NASA conducts flights of high-altitude balloons, often carrying large astronomical observatories. These balloons allow for long-term observations (lasting up to several weeks) and safe recovery of the payload. For example, the astronomy and astrophysics decadal survey report Astronomy and Astrophysics in the New Millennium (NRC,
2001) included steerable ultralong-duration balloons as one of its prioritized initiatives. Balloon missions can involve international considerations regarding flyover permissions, launching, and payload recovery.
NASA operates several research aircraft capable of carrying a suite of instruments to various altitudes from locations around the world. Some of these aircraft can reach altitudes approximately twice that achieved by commercial airliners. Airborne observations are important for studies of the atmosphere, climate, storms, and Earth remote sensing. Included in the fleet are unmanned aircraft systems (UASs), which can stay aloft for long periods of time and can be used in riskier missions. NASA also operates a modified commercial airliner for astronaut training and microgravity research. Some airborne missions can involve international considerations regarding flyover permissions.
The committee was also asked to include in its study the Stratospheric Observatory for Infrared Astronomy (SOFIA). SOFIA is a modified Boeing 747SP aircraft with a 2.5-meter infrared telescope in a special compartment in the rear of the plane. The compartment can be opened at high altitude to provide an unobstructed view to permit astronomical observations above most of the atmosphere’s water-vapor. SOFIA will be able to observe at most wavelengths between 0.3 μm and 1.6 mm, which are not accessible from ground-based observatories. SOFIA’s telescope is not constrained to a fixed site or tied to the schedule of an Earth orbit and is capable of operating from locations around the globe at any time, which will enable observations of transient events. Researchers will conduct suborbital astronomy in a shirt-sleeve environment. In addition to its scientific capabilities, SOFIA has potential for training young instrumentalists and for testing technologies, such as novel instruments covering optical, infrared, and submillimeter bands. SOFIA is discussed further in Chapter 5.
1.4
WORKFORCE ISSUES
Although the Solar and Space Physics Survey Committee recommended in its report, The Sun to the Earth—and Beyond: A Decadal Research Strategy in Solar and Space Physics (NRC, 2003), that NASA’s suborbital research program be reinvigorated, after a slight improvement the program continued to receive reduced budgets and conducted fewer flights. By 2007 NASA appeared to be proceeding on a path to discontinue this research.

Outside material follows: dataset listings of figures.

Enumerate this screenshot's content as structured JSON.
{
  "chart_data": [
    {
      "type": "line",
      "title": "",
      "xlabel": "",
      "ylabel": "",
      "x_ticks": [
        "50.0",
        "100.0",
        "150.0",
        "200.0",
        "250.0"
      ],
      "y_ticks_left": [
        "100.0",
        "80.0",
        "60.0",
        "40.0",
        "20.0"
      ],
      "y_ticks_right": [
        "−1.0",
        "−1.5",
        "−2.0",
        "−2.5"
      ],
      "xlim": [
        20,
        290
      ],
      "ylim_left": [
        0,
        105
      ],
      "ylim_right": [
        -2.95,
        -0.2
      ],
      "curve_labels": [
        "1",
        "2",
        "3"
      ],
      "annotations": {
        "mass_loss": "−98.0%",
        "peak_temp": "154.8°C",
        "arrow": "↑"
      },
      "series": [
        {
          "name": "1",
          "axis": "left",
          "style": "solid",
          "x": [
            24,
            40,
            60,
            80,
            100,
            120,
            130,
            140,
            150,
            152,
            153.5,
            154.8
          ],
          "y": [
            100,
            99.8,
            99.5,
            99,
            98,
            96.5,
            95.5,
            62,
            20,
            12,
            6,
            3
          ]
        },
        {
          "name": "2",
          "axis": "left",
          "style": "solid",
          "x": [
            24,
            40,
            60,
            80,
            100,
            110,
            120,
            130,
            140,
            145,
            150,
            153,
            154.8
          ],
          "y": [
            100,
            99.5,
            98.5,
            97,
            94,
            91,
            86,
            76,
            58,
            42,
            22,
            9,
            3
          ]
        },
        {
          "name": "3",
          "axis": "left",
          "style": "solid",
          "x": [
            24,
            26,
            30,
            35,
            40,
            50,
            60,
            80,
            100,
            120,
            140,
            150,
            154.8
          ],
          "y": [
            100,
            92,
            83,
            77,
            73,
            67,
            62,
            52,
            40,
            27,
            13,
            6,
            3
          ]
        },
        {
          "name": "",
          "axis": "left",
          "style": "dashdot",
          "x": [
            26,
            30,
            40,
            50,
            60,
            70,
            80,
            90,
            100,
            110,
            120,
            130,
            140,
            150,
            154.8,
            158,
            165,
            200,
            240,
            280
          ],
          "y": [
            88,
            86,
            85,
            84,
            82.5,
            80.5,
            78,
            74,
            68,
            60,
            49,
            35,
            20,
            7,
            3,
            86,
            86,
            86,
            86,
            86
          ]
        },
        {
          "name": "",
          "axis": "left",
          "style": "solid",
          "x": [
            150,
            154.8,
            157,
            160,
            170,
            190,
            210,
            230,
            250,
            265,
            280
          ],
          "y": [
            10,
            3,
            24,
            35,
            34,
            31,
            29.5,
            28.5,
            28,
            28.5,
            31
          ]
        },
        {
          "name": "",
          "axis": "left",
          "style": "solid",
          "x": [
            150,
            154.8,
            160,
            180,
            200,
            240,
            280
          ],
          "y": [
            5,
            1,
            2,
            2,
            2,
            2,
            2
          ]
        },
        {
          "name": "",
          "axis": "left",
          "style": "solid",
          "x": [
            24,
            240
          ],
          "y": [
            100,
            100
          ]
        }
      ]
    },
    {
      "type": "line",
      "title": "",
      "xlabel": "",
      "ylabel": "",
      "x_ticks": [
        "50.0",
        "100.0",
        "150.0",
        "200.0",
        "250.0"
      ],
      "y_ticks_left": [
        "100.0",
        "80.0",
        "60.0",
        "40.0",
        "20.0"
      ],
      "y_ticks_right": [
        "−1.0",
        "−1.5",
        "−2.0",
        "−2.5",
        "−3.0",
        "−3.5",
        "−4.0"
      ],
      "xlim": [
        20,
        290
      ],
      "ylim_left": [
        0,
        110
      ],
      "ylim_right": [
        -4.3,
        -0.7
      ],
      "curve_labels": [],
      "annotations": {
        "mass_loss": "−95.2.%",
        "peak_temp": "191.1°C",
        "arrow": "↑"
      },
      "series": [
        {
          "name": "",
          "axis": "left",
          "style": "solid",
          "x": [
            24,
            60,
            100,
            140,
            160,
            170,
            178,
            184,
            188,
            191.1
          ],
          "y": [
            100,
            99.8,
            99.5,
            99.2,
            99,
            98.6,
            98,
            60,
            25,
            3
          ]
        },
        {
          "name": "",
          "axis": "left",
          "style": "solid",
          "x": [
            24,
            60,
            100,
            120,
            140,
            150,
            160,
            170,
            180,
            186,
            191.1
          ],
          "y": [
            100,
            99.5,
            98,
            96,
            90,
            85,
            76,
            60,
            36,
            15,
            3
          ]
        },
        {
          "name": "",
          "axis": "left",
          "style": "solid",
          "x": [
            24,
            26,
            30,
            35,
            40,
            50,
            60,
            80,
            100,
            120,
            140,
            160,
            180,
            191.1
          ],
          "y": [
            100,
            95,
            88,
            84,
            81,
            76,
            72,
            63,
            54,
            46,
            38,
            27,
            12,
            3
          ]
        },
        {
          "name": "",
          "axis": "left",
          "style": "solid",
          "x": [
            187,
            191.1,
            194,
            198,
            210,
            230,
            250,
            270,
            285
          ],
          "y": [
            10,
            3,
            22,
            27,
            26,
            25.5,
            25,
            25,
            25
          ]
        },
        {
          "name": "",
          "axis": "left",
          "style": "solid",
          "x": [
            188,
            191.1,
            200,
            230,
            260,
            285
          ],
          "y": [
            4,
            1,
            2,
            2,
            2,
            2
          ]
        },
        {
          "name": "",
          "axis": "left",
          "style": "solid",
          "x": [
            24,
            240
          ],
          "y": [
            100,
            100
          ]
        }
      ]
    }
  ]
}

In mid-2007 the NRC report Building a Better NASA Workforce: Meeting the Workforce Needs for the National Vision for Space Exploration (NRC, 2007) identified suborbital research programs as an important part of training for NASA and academic engineers and researchers. The report noted that because such programs allow those working on them to gain knowledge of many aspects of a project from start to finish, they are valuable in enabling their workforce to acquire systems engineering and program management skills, possibly including those necessary for NASA’s human spaceflight program. Small-scale experiments in suborbital research often serve as precursors to larger orbital missions and are important for training scientists and engineers to work on larger missions and for supporting the research base.